Il n'est pas rare d'entendre des gars dire à quel point il est difficile d'entrer dans le monde du fétiche. On met souvent les jeunes hommes dans des compartiments, avec un ensemble d'hypothèses qui ne sont pas exactes. Les nouveaux arrivants, quels que soient leurs âges, peuvent être jugés indignes d'attention. Ceux qui ne correspondent pas à une certaine norme physique idéalisée peuvent être ignorés. Les hommes de couleur font face à l'obstacle supplémentaire du racisme systémique ou manifeste.

Une grande partie du monde s'efforce maintenant à juste titre de mieux comprendre la nécessité d'une plus grande inclusion et diversité dans tous les domaines. Le monde du fétiche n'est pas différent. Bien sûr, nos sexualités individuelles aiment ce qu'elles aiment, mais en tant que sous-culture collective, nous devons rendre nos lieux, événements et cercles sociaux plus accueillants pour tous. J'ai le privilège d'être blanc et assez attirant, avec un corps de danseur. J'ai quand même eu du mal à me faire accepter au début. Je ne peux pas pleinement apprécier ceux qui ont des obstacles plus élevés à franchir.

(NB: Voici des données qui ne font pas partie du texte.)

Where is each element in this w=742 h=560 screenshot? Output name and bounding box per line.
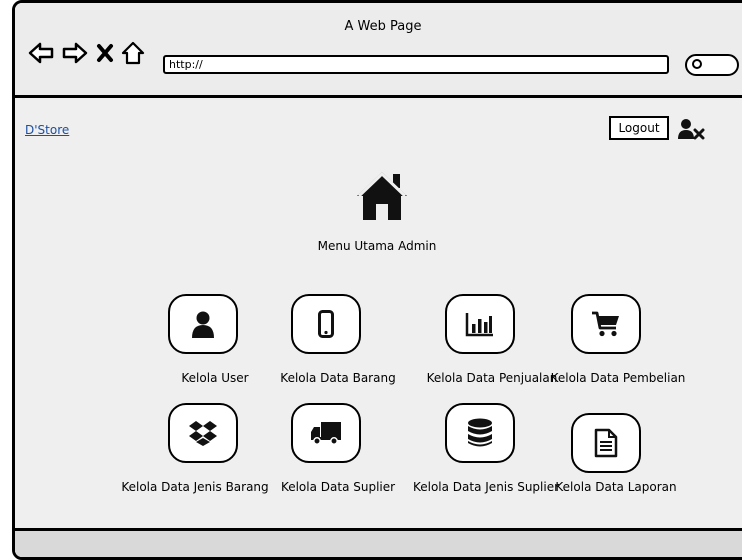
truck-icon (311, 422, 341, 445)
browser-chrome: A Web Page http:// (15, 3, 742, 98)
home-icon (357, 171, 407, 220)
window-title: A Web Page (344, 19, 422, 34)
page-content: D'Store Logout Menu Utama Admin Kelola U… (15, 98, 742, 557)
menu-label-kelola-data-pembelian: Kelola Data Pembelian (550, 371, 686, 385)
home-outline-icon[interactable] (121, 41, 145, 65)
menu-tile-kelola-data-jenis-barang[interactable] (168, 403, 238, 463)
menu-tile-kelola-data-pembelian[interactable] (571, 294, 641, 354)
menu-tile-kelola-data-barang[interactable] (291, 294, 361, 354)
database-icon (468, 418, 492, 447)
menu-tile-kelola-data-laporan[interactable] (571, 413, 641, 473)
menu-label-kelola-data-jenis-barang: Kelola Data Jenis Barang (121, 480, 269, 494)
dropbox-icon (189, 421, 217, 446)
back-arrow-icon[interactable] (27, 41, 55, 65)
shopping-cart-icon (592, 311, 619, 337)
user-icon (192, 311, 214, 338)
nav-buttons (27, 41, 145, 65)
menu-tile-kelola-data-penjualan[interactable] (445, 294, 515, 354)
mobile-phone-icon (318, 310, 334, 338)
menu-label-kelola-data-barang: Kelola Data Barang (280, 371, 396, 385)
browser-search-button[interactable] (685, 54, 739, 76)
logout-button[interactable]: Logout (609, 116, 669, 140)
menu-title: Menu Utama Admin (317, 239, 437, 253)
status-bar (15, 528, 742, 557)
menu-label-kelola-data-penjualan: Kelola Data Penjualan (426, 371, 558, 385)
forward-arrow-icon[interactable] (61, 41, 89, 65)
brand-link[interactable]: D'Store (25, 123, 69, 137)
menu-label-kelola-user: Kelola User (181, 371, 249, 385)
url-bar[interactable]: http:// (163, 55, 669, 74)
menu-tile-kelola-user[interactable] (168, 294, 238, 354)
bar-chart-icon (465, 313, 493, 337)
menu-label-kelola-data-suplier: Kelola Data Suplier (280, 480, 396, 494)
menu-label-kelola-data-laporan: Kelola Data Laporan (555, 480, 677, 494)
menu-tile-kelola-data-jenis-suplier[interactable] (445, 403, 515, 463)
browser-window: A Web Page http:// D'Store Logout Menu U… (12, 0, 742, 560)
menu-tile-kelola-data-suplier[interactable] (291, 403, 361, 463)
user-remove-icon[interactable] (677, 118, 705, 140)
menu-label-kelola-data-jenis-suplier: Kelola Data Jenis Suplier (412, 480, 560, 494)
search-icon (692, 59, 702, 69)
document-icon (594, 428, 618, 458)
close-icon[interactable] (95, 41, 115, 65)
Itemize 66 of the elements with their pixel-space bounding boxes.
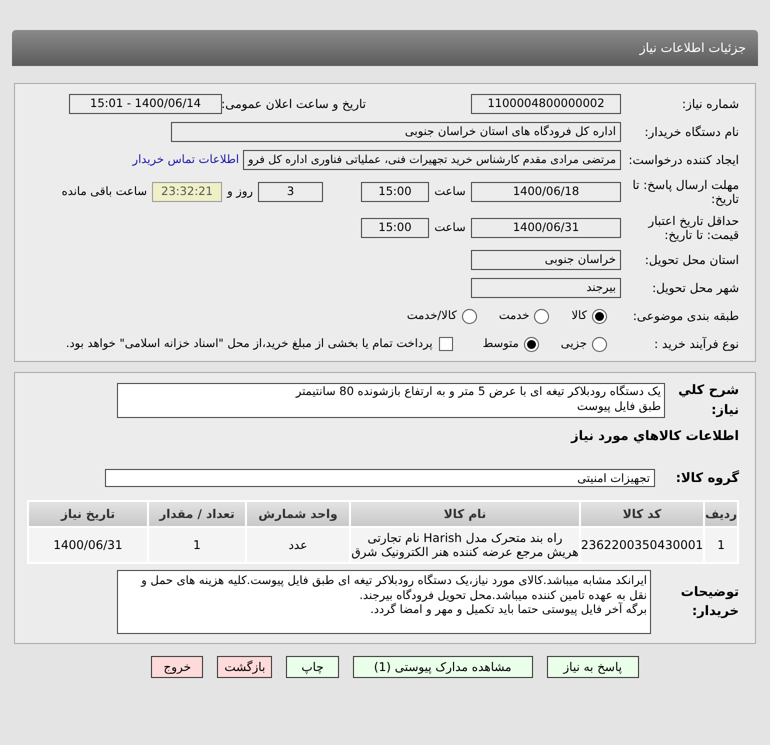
notes-text: ایرانکد مشابه میباشد.کالای مورد نیاز،یک دستگاه رودبلاکر تیغه ای طبق فایل پیوست.کلیه هزینه های حمل و نقل به عهده تامین کننده میباشد.محل تحویل فرودگاه بیرجند.: [140, 573, 647, 602]
field-label: شماره نیاز:: [681, 96, 739, 113]
field-label: توضیحات خریدار:: [680, 584, 739, 621]
field-label: طبقه بندی موضوعی:: [632, 308, 739, 325]
radio-label: خدمت: [498, 307, 530, 324]
summary-line: طبق فایل پیوست: [576, 399, 661, 414]
action-button[interactable]: چاپ: [286, 656, 339, 678]
checkbox[interactable]: [438, 337, 453, 351]
column-header: تاریخ نیاز: [28, 501, 148, 527]
field-label: تاریخ و ساعت اعلان عمومی:: [222, 96, 366, 113]
table-cell: 1400/06/31: [28, 527, 148, 563]
field-value: 1400/06/31: [471, 218, 621, 238]
radio-label: کالا/خدمت: [406, 307, 457, 324]
days-label: روز و: [226, 183, 254, 200]
radio-button[interactable]: [592, 308, 607, 324]
field-value: 1400/06/14 - 15:01: [69, 94, 222, 114]
field-value: تجهیزات امنیتی: [105, 469, 655, 488]
field-value: 1100004800000002: [471, 94, 621, 114]
table-cell: 1: [704, 527, 738, 563]
table-cell: 2362200350430001: [580, 527, 704, 563]
field-value: اداره کل فرودگاه های استان خراسان جنوبی: [171, 122, 621, 142]
radio-button[interactable]: [462, 308, 477, 324]
field-value: خراسان جنوبی: [471, 250, 621, 270]
column-header: تعداد / مقدار: [148, 501, 246, 527]
radio-button[interactable]: [592, 336, 607, 352]
radio-label: متوسط: [482, 335, 519, 352]
time-label: ساعت: [433, 219, 467, 236]
radio-button[interactable]: [534, 308, 550, 324]
radio-label: کالا: [571, 307, 587, 324]
radio-label: جزیی: [560, 335, 587, 352]
payment-note: پرداخت تمام یا بخشی از مبلغ خرید،از محل "اسناد خزانه اسلامی" خواهد بود.: [66, 335, 433, 352]
field-label: شهر محل تحویل:: [651, 280, 739, 297]
column-header: نام کالا: [350, 501, 580, 527]
table-cell: عدد: [246, 527, 350, 563]
field-label: نوع فرآیند خرید :: [653, 336, 739, 353]
table-cell: 1: [148, 527, 246, 563]
radio-button[interactable]: [524, 336, 539, 352]
field-label: حداقل تاریخ اعتبار قیمت: تا تاریخ:: [646, 214, 739, 242]
time-label: ساعت: [433, 183, 467, 200]
field-label: ایجاد کننده درخواست:: [627, 152, 739, 169]
action-button[interactable]: مشاهده مدارک پیوستی (1): [352, 656, 533, 678]
column-header: کد کالا: [580, 501, 704, 527]
field-label: استان محل تحویل:: [644, 252, 739, 269]
field-label: مهلت ارسال پاسخ: تا تاریخ:: [631, 178, 739, 206]
field-value: 3: [258, 182, 323, 202]
field-value: 1400/06/18: [471, 182, 621, 202]
buyer-contact-link[interactable]: اطلاعات تماس خریدار: [132, 151, 240, 169]
action-button[interactable]: خروج: [151, 656, 204, 678]
field-label: شرح کلي نياز:: [677, 382, 739, 420]
table-cell: راه بند متحرک مدل Harish نام تجارتی هریش مرجع عرضه کننده هنر الکترونیک شرق: [350, 527, 580, 563]
field-value: 15:00: [361, 218, 429, 238]
goods-section-title: اطلاعات کالاهاي مورد نياز: [570, 428, 739, 446]
remaining-time: 23:32:21: [152, 182, 222, 202]
action-button[interactable]: پاسخ به نیاز: [546, 656, 639, 678]
column-header: ردیف: [704, 501, 738, 527]
field-value: مرتضی مرادی مقدم کارشناس خرید تجهیرات فنی، عملیاتی فناوری اداره کل فرو: [243, 150, 621, 170]
field-label: گروه کالا:: [674, 469, 739, 488]
column-header: واحد شمارش: [246, 501, 350, 527]
summary-line: یک دستگاه رودبلاکر تیغه ای با عرض 5 متر و به ارتفاع بازشونده 80 سانتیمتر: [294, 384, 661, 399]
page-title: جزئیات اطلاعات نیاز: [640, 38, 746, 57]
field-value: بیرجند: [471, 278, 621, 298]
action-button[interactable]: بازگشت: [217, 656, 272, 678]
notes-text: برگه آخر فایل پیوستی حتما باید تکمیل و مهر و امضا گردد.: [369, 602, 647, 616]
remaining-label: ساعت باقی مانده: [62, 183, 147, 200]
field-value: 15:00: [361, 182, 429, 202]
field-label: نام دستگاه خریدار:: [644, 124, 739, 141]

Si vous avez du mal à déchiffrer le code pour entrer dans le monde fétiche dans lequel vous voulez entrer, continuez à persister. Ne soyez pas dissuadé de vivre la vie érotique que vous méritez. Ça ne va pas toujours être facile. Il y aura des rejets. Même si notre monde viendrait à devenir plus tolérant et moins discriminatoire, il y aurait encore des défis à relever. Trouvez des personnes qui peuvent voir la beauté que vous possédez déjà. Il y a des gens accueillants qui vont vous ouvrir leurs bras, individuellement et en groupe.

N'abandonnez pas. Votre présence est nécessaire. Votre moi érotique mérite une pleine expression. Tout homme gay qui respecte un comportement décent et consensuel mérite une place à la table du fétiche. Essayons de faire de la place à cette table et d'encourager chaque homme gay qui veut se joindre à nous à le faire. Nous n'en serons que meilleurs.